Research On DDoS Attack Source Tracking Method Based On Network Coding In Wireless Ad Hoc Networks

Ad hoc network, with its advantages of fast and flexible deployment, no need of infrastructure, low cost of networking, has broad application prospects. However the security issues that it faces have become increasingly prominent. The characteristics of ad hoc network like open radio channel, limited bandwidth resources, dynamically changing network topology, make it more vulnerable to attacks and harder to defend against than traditional fixed wired network.DDoS is one form of the attacks that are hardest to defense. IP traceback is a name given to any method for reliably determining the origin of a packet.
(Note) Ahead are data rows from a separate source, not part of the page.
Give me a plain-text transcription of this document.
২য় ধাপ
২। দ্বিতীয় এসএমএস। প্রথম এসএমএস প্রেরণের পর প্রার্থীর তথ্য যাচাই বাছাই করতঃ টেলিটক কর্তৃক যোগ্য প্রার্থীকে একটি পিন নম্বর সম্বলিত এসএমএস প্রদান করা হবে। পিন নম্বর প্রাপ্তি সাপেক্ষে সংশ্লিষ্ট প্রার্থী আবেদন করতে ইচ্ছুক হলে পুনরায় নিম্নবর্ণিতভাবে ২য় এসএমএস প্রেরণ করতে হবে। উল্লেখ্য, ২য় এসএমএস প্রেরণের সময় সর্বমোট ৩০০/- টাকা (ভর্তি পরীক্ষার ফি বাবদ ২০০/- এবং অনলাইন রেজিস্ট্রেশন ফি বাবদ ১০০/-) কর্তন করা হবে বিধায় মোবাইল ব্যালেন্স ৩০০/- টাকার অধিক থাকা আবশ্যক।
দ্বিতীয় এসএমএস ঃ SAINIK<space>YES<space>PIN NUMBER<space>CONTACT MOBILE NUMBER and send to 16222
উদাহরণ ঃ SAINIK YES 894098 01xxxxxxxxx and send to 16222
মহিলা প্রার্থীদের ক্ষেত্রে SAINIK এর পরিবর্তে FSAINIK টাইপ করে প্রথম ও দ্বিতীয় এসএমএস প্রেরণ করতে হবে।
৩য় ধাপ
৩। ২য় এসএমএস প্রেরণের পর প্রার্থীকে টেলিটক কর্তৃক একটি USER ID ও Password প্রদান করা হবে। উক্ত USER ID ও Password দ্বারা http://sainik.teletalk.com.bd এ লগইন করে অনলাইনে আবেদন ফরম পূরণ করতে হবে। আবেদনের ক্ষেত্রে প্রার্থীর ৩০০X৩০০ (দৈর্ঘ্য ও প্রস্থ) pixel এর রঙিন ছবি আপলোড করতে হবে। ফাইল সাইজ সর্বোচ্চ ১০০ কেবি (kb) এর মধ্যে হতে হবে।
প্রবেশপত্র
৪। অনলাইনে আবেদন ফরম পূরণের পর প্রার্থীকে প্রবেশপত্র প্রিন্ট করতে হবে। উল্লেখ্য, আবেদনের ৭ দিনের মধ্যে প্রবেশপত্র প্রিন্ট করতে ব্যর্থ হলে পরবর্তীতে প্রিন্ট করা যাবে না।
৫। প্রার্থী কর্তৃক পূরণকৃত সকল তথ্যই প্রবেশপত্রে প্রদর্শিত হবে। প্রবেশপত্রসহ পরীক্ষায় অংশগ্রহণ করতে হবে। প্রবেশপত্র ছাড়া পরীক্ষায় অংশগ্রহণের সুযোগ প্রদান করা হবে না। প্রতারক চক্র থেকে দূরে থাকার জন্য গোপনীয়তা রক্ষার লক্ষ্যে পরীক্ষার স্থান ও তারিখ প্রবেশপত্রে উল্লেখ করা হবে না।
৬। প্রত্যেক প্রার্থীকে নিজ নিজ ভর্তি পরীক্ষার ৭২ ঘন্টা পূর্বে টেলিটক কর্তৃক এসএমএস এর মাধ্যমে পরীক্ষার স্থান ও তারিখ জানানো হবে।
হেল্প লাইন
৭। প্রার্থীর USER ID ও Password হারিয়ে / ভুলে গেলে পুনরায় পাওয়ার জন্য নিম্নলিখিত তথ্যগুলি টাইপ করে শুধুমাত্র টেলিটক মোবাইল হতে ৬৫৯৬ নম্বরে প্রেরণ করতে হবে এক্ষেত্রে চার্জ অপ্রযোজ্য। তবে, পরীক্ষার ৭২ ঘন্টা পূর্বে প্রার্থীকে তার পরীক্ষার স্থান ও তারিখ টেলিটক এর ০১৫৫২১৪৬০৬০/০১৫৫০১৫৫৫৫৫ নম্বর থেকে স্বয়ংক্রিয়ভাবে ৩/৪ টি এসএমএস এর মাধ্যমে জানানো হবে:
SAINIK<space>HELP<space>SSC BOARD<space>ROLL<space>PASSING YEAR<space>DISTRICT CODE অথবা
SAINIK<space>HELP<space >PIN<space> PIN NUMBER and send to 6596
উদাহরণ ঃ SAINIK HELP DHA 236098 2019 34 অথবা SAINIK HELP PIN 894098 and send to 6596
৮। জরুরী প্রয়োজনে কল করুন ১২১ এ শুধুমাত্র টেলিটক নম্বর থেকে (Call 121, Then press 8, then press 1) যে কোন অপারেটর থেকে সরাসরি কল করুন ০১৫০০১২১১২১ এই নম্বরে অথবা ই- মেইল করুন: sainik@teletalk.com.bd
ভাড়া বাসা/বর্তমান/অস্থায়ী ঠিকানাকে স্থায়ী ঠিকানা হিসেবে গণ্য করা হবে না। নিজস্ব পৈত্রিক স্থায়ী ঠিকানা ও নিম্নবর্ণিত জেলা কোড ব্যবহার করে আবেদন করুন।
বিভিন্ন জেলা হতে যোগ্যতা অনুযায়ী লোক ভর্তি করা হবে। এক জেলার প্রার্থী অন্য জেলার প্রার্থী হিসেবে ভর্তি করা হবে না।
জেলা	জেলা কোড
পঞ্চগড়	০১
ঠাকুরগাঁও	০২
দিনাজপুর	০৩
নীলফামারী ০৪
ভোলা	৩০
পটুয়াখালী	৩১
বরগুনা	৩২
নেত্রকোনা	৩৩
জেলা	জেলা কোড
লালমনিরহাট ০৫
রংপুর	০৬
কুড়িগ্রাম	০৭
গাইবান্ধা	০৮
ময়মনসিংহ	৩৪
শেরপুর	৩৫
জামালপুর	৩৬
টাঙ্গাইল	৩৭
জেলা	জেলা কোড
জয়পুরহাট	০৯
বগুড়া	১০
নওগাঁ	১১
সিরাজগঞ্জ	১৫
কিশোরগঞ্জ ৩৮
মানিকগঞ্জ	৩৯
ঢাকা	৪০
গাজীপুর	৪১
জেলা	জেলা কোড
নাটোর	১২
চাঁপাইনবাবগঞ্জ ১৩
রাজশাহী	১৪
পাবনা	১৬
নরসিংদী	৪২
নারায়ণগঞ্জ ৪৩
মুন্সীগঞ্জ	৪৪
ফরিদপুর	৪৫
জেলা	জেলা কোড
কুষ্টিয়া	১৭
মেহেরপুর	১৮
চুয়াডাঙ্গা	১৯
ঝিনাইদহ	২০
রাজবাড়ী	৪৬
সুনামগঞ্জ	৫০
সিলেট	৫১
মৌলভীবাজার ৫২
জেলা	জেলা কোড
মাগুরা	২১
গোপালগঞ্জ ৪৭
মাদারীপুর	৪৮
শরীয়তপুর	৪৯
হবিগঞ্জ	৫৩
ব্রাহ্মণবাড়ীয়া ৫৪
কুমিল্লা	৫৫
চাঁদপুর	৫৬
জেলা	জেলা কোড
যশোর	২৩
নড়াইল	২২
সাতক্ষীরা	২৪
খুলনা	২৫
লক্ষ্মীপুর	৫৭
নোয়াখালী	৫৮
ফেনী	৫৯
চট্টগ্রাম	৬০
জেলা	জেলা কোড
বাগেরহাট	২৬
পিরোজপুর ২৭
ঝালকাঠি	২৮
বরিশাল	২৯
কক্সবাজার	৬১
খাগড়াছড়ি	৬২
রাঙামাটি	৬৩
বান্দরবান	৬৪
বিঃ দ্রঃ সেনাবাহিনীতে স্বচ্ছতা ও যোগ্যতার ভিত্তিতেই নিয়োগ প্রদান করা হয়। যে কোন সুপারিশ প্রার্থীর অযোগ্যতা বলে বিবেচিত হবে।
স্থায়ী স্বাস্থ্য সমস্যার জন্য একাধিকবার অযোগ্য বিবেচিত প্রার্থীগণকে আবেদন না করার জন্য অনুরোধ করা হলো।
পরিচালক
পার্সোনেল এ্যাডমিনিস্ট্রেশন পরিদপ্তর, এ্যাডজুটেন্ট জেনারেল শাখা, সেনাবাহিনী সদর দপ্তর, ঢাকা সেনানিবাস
It is a critical ability for identifying sources of attacks and instituting protection measures for the Internet. According to the tracking results, we can not only help an attacker to implement preventive measures in the sources, but also help it to play a deterrent role to attackers. Due to the differences between ad hoc network and wired network, the attack on ad hoc network has its own traits. Thus we cannot adopt Internet IP traceback method directly to ad hoc network.In this paper, we firstly introduce the attack principle and category of DDoS attack on the ad hoc network. Then we summarize the IP traceback technologies on the ad hoc network, and analysis the drawbacks of exiting schemes. Based on these, we propose a new kind of traceback scheme, called network coding based IP traceback scheme. Network coding is an information exchange technology that blends routing and coding together. Its core idea is that nodes in the network combine received information in a linear or non-linear manner and then forwarded to the downstream node. Intermediate node plays the role of the encoder or a signal processor. In this paper, we borrow the idea of network coding and propose an efficient network coding based traceback scheme that can adapt to ad hoc network. This scheme is not only able to adapt to ad-hoc networks and improves the success rate of tracking, but also significantly improve the efficiency of the tracking.This paper also proposes a concept of incremental traceback. Combined with the characteristics of network coding and the improved traceback scheme, we propose the concept of incremental attacks and an incremental traceback method. The experiments results show that this method performs well in the situation of incremental attacks and multi-source attacks. Finally, this paper also analyzes the method’s fault tolerance and security issues.